Watch Caron Bell's report
Wiltshire Council has today approved highly controversial plans for a giant waste incinerator on the outskirts of Westbury.
The plant will generate electricity by burning thousands of tonnes of rubbish a year.
Currently, the council disposes of 223,000 tonnes of waste every year. Nearly half is recycled, but much of the rest is either sent to landfill or sent abroad to be incinerated.
The Northacre Energy From Waste Facility will operate 24 hours a day and generate enough electricity to power 54,000 homes.
But many local people are deeply unhappy about the decision to approve it - worried about its emissions, and the increase in lorry traffic.
Public Health England says that modern, regulated incinerators are not a significant risk to public health, and that any potential effect for people living close by is likely to be very small.
A spokesperson for PHE said: "PHE’s risk assessment remains that modern, well-run and regulated municipal waste incinerators are not a significant risk to public health.
"While it is not possible to rule out adverse health effects from these incinerators completely, any potential effect for people living close by is likely to be very small.
"This view is based on detailed assessments of the effects of air pollutants on health and on the fact that these incinerators make only a very small contribution to local concentrations of air pollutants."

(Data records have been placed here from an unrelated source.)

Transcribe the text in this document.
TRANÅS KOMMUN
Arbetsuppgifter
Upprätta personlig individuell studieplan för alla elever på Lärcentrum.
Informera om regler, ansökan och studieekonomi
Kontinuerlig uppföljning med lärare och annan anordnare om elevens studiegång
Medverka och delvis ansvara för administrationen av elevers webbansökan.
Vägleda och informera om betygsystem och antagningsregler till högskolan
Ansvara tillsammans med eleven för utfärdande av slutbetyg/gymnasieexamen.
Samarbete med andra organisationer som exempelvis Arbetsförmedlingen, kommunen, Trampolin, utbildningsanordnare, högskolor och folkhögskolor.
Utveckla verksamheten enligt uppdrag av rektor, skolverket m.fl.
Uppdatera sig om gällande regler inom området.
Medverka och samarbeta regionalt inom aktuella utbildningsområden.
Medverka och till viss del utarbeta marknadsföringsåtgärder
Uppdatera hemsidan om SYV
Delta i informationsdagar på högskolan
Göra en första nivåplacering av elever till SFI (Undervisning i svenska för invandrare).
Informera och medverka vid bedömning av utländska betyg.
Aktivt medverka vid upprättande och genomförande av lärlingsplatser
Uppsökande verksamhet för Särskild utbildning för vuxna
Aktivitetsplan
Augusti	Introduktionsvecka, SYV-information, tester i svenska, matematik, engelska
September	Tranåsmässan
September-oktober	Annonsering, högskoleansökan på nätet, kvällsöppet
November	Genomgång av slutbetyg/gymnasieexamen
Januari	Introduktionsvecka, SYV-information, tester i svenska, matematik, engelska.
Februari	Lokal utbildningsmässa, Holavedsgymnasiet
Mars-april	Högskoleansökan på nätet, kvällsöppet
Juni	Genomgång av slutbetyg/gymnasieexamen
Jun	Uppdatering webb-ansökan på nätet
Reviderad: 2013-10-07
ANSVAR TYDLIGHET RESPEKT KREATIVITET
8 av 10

The government has also thrown its weight behind waste incinerators - there are now 48 in the UK, including the equally controversial Javelin Park near Gloucester.
It argues they're less polluting than putting waste in landfill, or carting it off to Europe to be incinerated.
But many people, including some prominent environmental charities, dispute these claims, and think incinerators are a giant step in the wrong direction.